Cox Criticized FHFA Before Departure

Christopher Cox, in one of his last acts as the Securities and Exchange Commission's chairman, took Fannie Mae and Freddie Mac's regulator to task in a letter questioning whether the agency was upholding its duty to "preserve and conserve" the government-sponsored enterprises' assets.

In the Jan. 16 letter to Federal Housing Finance Agency Director James Lockhart, Cox asked whether Fannie and Freddie were being pressed too hard to bolster the housing markets at the expense of profits. As a member of an oversight board advising Lockhart, Cox urged him to develop an "exit strategy" from conservatorship that would restore the GSEs' finances.

The letter, which has not been made public, underscores the tension at Fannie and Freddie between their duties to investors and government demands that they help end the worst housing crisis since the Great Depression.

The issues facing the GSEs, saddled with seven consecutive quarters of losses totaling $150 billion, will be examined by a House panel today.

"The statutory and publicly stated goal for the conservatorship is to restore these institutions to financial health," Cox wrote four days before Democrats took control of the White House.

Public demands on the GSEs may prevent their emergence from government control, the letter said. Cox warned of "significantly" adding to taxpayer liabilities.
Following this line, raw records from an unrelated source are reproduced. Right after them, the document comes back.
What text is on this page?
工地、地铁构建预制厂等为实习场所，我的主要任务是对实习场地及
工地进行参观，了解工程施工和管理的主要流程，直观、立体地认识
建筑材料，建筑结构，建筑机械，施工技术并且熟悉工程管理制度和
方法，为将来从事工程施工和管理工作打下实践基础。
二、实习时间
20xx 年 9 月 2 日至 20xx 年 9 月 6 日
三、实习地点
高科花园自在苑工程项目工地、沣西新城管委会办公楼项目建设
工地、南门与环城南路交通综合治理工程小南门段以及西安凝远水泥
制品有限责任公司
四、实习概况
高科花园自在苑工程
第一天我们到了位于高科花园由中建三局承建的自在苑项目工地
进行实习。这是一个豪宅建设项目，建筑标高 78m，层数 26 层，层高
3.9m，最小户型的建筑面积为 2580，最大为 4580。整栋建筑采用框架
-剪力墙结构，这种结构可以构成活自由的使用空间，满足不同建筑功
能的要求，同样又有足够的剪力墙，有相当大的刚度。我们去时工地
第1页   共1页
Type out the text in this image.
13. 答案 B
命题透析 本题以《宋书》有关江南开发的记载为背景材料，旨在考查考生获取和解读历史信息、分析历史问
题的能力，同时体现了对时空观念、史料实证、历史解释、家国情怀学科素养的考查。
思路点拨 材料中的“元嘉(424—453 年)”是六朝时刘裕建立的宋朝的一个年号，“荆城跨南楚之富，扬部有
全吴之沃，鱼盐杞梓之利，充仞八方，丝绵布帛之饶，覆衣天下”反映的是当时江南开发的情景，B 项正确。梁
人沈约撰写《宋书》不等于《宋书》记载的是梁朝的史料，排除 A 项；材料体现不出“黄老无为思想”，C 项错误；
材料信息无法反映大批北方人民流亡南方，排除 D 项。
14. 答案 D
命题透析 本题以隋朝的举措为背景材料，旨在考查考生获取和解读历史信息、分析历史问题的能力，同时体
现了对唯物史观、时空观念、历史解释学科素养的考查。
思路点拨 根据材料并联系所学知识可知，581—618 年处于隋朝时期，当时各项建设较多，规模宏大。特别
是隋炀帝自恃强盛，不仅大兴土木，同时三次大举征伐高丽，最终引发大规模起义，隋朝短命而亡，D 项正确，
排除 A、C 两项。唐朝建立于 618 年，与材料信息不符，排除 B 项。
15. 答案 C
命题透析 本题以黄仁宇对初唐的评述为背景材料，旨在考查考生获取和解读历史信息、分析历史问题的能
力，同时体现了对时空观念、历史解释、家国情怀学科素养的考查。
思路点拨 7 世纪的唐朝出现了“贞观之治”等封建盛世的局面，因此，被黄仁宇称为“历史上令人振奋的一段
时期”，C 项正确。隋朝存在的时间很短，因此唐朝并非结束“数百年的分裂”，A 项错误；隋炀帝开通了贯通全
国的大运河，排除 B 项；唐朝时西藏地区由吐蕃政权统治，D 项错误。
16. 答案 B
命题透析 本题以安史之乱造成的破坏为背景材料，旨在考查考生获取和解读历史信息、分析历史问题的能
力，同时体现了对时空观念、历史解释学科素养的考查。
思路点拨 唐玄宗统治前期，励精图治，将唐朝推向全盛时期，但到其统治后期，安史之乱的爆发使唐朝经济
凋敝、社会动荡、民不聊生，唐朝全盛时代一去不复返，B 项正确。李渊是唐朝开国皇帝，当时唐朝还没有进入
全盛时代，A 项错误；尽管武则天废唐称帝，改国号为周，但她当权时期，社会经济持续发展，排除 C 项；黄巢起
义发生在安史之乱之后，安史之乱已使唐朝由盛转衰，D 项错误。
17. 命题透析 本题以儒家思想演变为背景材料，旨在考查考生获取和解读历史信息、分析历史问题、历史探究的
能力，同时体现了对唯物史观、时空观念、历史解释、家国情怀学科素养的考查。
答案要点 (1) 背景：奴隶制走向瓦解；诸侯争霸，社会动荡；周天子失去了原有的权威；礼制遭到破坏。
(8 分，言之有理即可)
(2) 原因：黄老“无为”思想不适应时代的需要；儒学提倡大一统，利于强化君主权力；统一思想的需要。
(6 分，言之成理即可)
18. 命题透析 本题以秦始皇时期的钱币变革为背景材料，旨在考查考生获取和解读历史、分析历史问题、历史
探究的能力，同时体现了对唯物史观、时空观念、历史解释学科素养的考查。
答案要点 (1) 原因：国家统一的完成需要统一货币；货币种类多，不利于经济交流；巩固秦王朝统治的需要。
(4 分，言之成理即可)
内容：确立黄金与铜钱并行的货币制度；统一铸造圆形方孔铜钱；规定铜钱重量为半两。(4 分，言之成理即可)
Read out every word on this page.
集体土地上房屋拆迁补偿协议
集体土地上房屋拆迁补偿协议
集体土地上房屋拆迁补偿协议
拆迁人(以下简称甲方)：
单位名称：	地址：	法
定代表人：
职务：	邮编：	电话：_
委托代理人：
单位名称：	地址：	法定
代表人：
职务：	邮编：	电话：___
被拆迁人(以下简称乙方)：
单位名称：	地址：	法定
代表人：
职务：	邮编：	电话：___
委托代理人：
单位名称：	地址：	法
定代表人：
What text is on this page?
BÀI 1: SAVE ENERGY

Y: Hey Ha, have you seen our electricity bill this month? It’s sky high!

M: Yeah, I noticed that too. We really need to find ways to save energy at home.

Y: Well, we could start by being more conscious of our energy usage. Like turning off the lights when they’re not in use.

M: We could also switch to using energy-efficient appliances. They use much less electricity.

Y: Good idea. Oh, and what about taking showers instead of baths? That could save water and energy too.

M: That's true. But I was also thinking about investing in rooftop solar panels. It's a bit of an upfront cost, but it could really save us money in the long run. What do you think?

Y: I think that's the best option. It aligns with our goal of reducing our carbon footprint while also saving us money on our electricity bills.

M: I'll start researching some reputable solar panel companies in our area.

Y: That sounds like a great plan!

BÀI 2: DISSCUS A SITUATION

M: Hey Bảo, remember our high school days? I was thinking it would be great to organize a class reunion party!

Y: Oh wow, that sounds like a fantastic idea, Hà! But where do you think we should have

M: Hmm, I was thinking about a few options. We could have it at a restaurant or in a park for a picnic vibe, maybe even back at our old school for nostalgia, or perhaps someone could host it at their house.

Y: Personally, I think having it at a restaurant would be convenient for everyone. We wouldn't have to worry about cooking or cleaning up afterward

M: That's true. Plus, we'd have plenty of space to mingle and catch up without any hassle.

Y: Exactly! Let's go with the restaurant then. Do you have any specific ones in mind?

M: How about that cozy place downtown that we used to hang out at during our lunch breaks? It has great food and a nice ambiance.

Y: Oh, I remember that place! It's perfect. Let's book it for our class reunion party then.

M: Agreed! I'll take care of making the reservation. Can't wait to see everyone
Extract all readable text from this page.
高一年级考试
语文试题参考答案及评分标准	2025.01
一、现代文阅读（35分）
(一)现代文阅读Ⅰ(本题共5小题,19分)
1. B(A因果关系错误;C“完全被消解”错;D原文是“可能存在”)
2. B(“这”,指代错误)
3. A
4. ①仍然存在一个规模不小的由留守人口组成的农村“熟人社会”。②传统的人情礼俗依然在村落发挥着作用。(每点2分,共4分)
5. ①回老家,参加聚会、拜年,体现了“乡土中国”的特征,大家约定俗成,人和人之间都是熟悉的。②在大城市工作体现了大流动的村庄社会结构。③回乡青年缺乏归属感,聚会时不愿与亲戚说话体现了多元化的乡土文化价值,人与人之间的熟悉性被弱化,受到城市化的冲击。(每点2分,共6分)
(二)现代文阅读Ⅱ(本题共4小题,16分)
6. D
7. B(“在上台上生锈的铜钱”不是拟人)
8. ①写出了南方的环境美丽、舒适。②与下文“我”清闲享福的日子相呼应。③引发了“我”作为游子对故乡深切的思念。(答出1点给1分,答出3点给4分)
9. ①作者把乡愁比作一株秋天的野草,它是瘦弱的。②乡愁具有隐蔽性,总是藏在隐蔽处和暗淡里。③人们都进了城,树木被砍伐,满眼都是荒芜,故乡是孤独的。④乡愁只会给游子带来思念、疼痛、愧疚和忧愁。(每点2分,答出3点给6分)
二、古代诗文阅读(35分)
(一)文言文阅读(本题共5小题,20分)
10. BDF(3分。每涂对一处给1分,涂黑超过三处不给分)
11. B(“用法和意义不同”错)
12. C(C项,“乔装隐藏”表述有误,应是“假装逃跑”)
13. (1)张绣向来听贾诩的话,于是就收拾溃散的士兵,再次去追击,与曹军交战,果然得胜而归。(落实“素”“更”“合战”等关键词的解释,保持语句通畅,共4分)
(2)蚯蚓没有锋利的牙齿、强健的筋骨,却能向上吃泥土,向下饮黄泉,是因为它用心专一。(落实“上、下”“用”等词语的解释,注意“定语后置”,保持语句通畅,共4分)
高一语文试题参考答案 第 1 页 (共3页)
Lockhart would not discuss the five-page letter directly, but he said in an e-mail last week that the role of Fannie and Freddie in reducing foreclosures would help stem the GSEs' losses in the long run. "As Fannie Mae and Freddie Mac hold or guarantee $5.4 trillion of mortgages, stabilizing the mortgage market is extremely important to their financial future," Lockhart said.

Neither Cox, who left the SEC on Jan. 20, nor John Nester, a spokesman for the SEC, would discuss the matter.

The Government Accountability Office said in a May 6 report that under Cox, the SEC instituted policies that slowed cases and led enforcement-unit lawyers to conclude that commissioners opposed fining companies.

Cox served on the four-member Federal Housing Finance Oversight Board, which Congress created in July to advise the FHFA. The board now includes Lockhart, SEC Chairman Mary Schapiro, Treasury Secretary Timothy Geithner and Housing and Urban Development Secretary Shaun Donovan.